To try to rule this out, scientists at the Max Planck Institute for Evolutionary Anthropology in Leipzig, Germany, taught orangutans and bonobos, considered the great apes closest to humans, how to use tools to snare grapes that were otherwise out of reach. Then they gave the animals a chance to take the right tools into a “waiting room,” where they were kept for times ranging from five minutes to overnight, before being led back to the room with the grapes. The clever move, of course, was to grab a tool before going to the waiting room.

All 10 animals managed this at least sometimes, the researchers reported in May in the journal Science. Because the animals had to plan so far ahead, the scientists argue, the experiment showed an ability to anticipate needs.

“It’s hard to argue that these animals do not have consciousness,” says primatologist Frans de Waal of the Yerkes National Primate Research Center in Atlanta.

Dissenters argue that any behavior that meets a basic need such as hunger should not be ascribed to anything as lofty as consciousness.

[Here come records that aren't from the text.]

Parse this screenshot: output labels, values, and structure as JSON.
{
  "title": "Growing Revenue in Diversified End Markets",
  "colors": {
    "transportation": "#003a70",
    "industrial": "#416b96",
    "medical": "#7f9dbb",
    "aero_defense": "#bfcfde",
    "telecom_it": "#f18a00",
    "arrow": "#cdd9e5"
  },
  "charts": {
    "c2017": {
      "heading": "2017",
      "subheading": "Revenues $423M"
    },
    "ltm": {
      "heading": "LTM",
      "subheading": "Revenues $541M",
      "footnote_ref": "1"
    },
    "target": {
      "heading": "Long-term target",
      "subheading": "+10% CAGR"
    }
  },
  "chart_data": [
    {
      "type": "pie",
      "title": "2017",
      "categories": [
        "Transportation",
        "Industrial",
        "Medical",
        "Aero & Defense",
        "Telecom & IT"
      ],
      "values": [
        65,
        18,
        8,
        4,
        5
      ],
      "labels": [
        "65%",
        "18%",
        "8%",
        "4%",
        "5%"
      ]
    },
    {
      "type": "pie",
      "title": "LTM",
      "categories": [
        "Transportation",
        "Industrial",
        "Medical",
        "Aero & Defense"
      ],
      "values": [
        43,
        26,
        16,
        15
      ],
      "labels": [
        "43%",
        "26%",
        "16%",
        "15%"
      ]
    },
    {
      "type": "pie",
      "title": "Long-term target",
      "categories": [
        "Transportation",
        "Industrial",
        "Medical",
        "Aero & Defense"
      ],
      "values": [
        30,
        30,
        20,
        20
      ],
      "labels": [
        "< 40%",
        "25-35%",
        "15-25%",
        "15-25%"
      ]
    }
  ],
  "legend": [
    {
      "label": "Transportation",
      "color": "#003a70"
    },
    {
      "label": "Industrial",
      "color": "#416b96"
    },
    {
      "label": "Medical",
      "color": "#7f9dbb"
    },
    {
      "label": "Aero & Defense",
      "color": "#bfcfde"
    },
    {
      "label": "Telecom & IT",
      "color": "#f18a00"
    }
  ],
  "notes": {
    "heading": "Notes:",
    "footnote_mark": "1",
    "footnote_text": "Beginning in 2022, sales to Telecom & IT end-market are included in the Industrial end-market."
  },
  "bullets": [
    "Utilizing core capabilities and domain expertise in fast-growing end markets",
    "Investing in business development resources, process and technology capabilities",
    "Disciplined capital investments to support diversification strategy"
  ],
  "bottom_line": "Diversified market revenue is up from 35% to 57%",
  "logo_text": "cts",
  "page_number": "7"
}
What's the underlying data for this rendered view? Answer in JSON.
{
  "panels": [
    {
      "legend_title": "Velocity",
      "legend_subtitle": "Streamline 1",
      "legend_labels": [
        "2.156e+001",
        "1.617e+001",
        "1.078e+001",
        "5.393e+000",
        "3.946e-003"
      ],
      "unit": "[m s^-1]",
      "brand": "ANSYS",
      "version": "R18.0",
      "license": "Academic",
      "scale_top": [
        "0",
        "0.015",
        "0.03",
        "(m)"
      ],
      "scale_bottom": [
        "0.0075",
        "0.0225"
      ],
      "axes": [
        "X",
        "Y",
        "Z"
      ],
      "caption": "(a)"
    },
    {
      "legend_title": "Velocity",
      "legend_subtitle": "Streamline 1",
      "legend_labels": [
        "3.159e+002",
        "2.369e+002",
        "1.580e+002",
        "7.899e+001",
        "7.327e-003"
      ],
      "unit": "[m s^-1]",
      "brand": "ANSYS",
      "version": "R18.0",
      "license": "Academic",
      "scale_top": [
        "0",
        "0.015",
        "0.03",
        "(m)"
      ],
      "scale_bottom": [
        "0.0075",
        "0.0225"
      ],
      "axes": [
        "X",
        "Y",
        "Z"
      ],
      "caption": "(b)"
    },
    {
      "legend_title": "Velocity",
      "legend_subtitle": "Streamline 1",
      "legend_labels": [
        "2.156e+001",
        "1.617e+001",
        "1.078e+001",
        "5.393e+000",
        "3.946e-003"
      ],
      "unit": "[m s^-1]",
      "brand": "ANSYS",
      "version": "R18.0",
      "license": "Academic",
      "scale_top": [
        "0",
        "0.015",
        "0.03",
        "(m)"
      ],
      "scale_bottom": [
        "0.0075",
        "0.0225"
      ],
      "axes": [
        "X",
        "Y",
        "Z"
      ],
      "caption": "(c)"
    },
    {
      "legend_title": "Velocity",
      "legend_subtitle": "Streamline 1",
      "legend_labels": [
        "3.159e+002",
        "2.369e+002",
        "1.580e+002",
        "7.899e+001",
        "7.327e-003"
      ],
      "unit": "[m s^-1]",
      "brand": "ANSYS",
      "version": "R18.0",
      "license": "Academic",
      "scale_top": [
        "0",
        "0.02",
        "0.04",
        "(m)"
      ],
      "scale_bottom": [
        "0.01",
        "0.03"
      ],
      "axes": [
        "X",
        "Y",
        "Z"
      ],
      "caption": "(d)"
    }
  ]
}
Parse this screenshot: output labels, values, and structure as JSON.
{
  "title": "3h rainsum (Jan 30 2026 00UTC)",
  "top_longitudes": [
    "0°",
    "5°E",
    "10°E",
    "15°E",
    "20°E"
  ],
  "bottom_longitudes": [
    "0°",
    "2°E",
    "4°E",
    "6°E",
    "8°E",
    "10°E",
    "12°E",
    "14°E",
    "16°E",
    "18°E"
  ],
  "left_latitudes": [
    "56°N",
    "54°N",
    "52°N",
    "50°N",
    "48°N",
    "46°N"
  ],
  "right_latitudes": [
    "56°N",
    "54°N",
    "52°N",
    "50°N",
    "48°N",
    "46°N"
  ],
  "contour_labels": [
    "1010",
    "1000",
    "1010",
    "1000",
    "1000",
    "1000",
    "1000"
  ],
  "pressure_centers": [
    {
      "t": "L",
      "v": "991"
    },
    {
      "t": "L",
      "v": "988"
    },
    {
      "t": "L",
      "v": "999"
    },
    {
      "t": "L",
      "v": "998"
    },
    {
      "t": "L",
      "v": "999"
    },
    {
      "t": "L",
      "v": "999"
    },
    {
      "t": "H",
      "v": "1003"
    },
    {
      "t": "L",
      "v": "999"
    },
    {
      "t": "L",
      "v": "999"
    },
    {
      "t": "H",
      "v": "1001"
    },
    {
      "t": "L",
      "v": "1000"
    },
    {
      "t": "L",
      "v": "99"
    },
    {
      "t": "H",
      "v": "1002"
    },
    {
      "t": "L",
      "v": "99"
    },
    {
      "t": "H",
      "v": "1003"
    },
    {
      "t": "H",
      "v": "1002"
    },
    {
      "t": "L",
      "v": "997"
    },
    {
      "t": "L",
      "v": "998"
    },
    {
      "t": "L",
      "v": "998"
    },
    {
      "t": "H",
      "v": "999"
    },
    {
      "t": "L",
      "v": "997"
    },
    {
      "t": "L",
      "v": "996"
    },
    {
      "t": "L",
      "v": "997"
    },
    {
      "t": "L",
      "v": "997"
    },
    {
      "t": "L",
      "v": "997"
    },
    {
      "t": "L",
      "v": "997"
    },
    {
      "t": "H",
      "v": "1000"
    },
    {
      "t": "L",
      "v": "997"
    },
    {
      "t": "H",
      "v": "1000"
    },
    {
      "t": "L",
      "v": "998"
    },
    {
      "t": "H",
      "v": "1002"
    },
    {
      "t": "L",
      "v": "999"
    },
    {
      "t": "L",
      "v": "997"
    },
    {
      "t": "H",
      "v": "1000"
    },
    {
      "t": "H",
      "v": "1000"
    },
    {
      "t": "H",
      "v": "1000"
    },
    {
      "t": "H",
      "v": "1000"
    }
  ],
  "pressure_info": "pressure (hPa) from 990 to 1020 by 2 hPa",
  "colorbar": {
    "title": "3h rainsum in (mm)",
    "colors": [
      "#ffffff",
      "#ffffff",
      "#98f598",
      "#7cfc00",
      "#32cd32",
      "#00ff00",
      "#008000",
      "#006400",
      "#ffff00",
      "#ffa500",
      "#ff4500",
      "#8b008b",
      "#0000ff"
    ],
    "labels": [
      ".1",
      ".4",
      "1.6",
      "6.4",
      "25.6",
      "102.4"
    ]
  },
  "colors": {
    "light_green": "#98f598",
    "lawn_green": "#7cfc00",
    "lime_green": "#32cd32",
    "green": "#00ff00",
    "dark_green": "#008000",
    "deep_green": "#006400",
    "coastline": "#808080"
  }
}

More and more, scientists are observing what they call altruistic behavior that has no evident purpose.

De Waal once watched as a bonobo picked up a starling. The bonobo carried it outside its enclosure and set the bird on its feet. When it didn’t fly away, the ape took it to higher ground, carefully unfolded its wings and tossed it into the air. Still having no luck, she stood guard over it and protected it from a young bonobo nearby.

Since such behavior does not help the bonobo to survive, it’s unlikely to be genetically programmed, says Marc Bekoff, emeritus professor of ecology and evolutionary biology at the University of Colorado. If a person acted this way, “we would say this reflects planning, thought and caring,” he adds.

“When you see behaviors that are too flexible and variable to be preprogrammed, you have to consider whether they are the result of true consciousness.”